The researchers found that while the national racial life expectancy gap has been narrowing over time, some states performed better than the others at closing the gap. The researchers also noted that Midwestern states lag behind northeastern states. In Wisconsin, for instance, the gap in life expectancy has actually worsened with the difference increasing significantly, particularly in women.

From 1990 to 2009, the life expectancy gap in black and white men in Wisconsin increased from 7.7 to 7.9 years. In women, the gap jumped from 4.9 years to 6.4 years over the course of the 20-year period. The widened gap is due to the life expectancy of black Wisconsin women only improving by 0.4 years over 20 years while the life expectancy of their white counterparts jumped by two years during the same period.  

"It does not reflect well on Wisconsin that we have such a large life expectancy gap between blacks and whites to begin with," Swain said.

As for other states, New York outperformed all other states in closing the life expectancy gap reducing the discrepancy by 5.6 years in men and 3.1 years in women.
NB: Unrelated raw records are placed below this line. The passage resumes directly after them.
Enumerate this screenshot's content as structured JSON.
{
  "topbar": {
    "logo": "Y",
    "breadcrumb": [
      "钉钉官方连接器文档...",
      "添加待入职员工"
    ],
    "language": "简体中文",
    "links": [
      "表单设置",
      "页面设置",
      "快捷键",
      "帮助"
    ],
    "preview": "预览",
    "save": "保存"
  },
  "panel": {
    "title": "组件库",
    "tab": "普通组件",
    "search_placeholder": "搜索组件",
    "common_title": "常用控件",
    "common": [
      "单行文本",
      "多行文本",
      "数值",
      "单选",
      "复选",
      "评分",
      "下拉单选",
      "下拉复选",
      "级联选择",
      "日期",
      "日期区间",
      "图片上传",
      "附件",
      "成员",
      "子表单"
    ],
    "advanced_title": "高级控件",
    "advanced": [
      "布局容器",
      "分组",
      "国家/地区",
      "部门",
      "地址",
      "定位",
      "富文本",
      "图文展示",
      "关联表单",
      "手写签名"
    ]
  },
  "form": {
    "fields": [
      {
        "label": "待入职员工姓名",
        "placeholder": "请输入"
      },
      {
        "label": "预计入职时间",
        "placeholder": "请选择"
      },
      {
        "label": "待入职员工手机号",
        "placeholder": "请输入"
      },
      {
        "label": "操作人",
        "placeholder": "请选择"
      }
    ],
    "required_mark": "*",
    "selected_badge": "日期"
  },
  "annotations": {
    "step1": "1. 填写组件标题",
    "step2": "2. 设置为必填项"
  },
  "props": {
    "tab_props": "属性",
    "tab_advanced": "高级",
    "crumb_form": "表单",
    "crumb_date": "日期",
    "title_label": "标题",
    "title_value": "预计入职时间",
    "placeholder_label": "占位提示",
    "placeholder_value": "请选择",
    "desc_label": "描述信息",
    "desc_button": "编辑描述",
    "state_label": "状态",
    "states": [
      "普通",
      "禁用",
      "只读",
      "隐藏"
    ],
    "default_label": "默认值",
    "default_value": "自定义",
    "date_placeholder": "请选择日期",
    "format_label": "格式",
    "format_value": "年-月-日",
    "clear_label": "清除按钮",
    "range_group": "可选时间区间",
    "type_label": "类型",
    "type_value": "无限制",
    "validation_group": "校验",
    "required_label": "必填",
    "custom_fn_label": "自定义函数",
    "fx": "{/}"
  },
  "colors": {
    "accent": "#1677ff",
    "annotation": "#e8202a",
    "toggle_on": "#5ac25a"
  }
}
California and Texas, however, have less favorable trends.

"Decomposition analysis showed that New York made the most profound contribution to reducing the gap, but less favorable trends in a number of states, notably California and Texas, kept the gap from shrinking further," the researchers wrote.

The racial difference in life expectancy in the U.S. is a public health concern and is viewed as an indication of social inequality. Swain and colleagues said that the findings of their study could be of help to state public health officials who are focused in decreasing health-related racial discrepancies.